Staff abides by it, as well. It has never been stated explicitly, but we do coach it as we can.
It’s the Monday rule, which might be stated this way:
“If you have concerns or the feel the need to complain, do it Monday (or another day of your choice). Please don’t do it Sunday—or when the church is gathered for worship.”
To clarify, we aren’t saying people should never complain or voice concerns.
We are saying there is a time and place for it—and that’s not Sunday mornings during or around the time the church is gathered for worship. What we are doing when the church gathers is cherished by God and important for the building up of the Body and calling our church to mission. Every Sunday, we have guests come searching for God, not a solution to the complaints of Sister Sue or Brother Bill.

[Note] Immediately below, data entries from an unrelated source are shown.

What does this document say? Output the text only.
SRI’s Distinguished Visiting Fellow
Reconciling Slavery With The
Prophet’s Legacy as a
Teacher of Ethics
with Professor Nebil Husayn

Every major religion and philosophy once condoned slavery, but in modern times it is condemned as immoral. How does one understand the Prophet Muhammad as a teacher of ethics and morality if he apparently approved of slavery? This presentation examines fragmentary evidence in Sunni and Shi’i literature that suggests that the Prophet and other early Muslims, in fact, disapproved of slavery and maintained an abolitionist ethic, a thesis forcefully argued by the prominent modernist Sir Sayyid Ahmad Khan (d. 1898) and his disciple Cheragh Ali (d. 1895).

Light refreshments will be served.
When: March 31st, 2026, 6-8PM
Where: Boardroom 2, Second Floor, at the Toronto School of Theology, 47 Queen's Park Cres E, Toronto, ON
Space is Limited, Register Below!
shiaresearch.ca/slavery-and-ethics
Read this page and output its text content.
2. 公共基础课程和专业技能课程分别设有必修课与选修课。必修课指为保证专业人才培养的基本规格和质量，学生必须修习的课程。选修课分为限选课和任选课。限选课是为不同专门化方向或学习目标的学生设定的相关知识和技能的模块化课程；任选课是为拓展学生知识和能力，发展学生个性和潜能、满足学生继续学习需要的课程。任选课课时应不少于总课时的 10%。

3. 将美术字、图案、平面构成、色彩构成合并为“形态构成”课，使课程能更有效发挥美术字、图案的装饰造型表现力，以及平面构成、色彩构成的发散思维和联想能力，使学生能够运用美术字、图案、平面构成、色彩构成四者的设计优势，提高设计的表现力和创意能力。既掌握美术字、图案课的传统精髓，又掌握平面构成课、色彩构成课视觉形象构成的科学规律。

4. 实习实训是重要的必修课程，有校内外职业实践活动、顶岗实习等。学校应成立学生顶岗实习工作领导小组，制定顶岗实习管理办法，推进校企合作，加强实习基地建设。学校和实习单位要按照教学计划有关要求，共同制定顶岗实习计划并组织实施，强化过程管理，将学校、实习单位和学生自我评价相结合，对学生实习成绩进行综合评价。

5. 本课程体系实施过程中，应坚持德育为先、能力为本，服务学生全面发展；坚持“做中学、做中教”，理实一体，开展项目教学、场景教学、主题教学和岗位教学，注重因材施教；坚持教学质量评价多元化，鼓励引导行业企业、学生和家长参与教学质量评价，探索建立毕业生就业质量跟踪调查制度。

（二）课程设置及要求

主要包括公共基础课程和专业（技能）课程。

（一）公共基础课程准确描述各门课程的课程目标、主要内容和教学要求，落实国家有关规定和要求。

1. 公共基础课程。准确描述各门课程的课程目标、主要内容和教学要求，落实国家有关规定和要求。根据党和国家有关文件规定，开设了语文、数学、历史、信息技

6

The Body needs strengthening and encouragement. She needs her mission clarified and her calling reinvigorated. She needs to hear from God. That’s what the weekends are for.
One of the greatest services leadership can provide the church is the effective handling of the church’s concerns, which includes the timing of such dealings—not just making sure they are heard.
Implementing the Monday rule will do more for your church’s weekend assemblies than nearly anything. It keeps the air fresh. It honors God over our temporary concerns.
A couple of assumptions can be made reasonably about people who complain chronically on Sundays.
First, they lack a sense of the impact of their comments on others—especially staff or those whose spiritual frame of heart impacts others that day.
Second, they lack spiritual focus during times that are unique in the practice of the church—and their complaining will spread this across the Body if not checked.
Third, they likely do this because of proximity. They want to get it dealt with right then—because it could consume their time and energy to do it another time. So, they’d prefer to use yours on their terms rather than deal with the problem another way.
Implementing the Monday rule shepherds a person on all three fronts, and accomplishes the following as well:
1. It keeps God at the center.
It is easy to allow a “concern” to become the predominant factor of the morning in your heart, or the heart of the person you jabbed with it.
All days are God’s days … but Sundays are special. It’s when His people gather together for a unique time of honoring him.
If the music is too loud for you, that’s not the most important thing going on that morning. If you think the youth minister shouldn’t wear shorts to church, it can wait until Monday.
Don’t let that consume your mind or that of others for the morning. Keep God at the center. That’s why we are all here.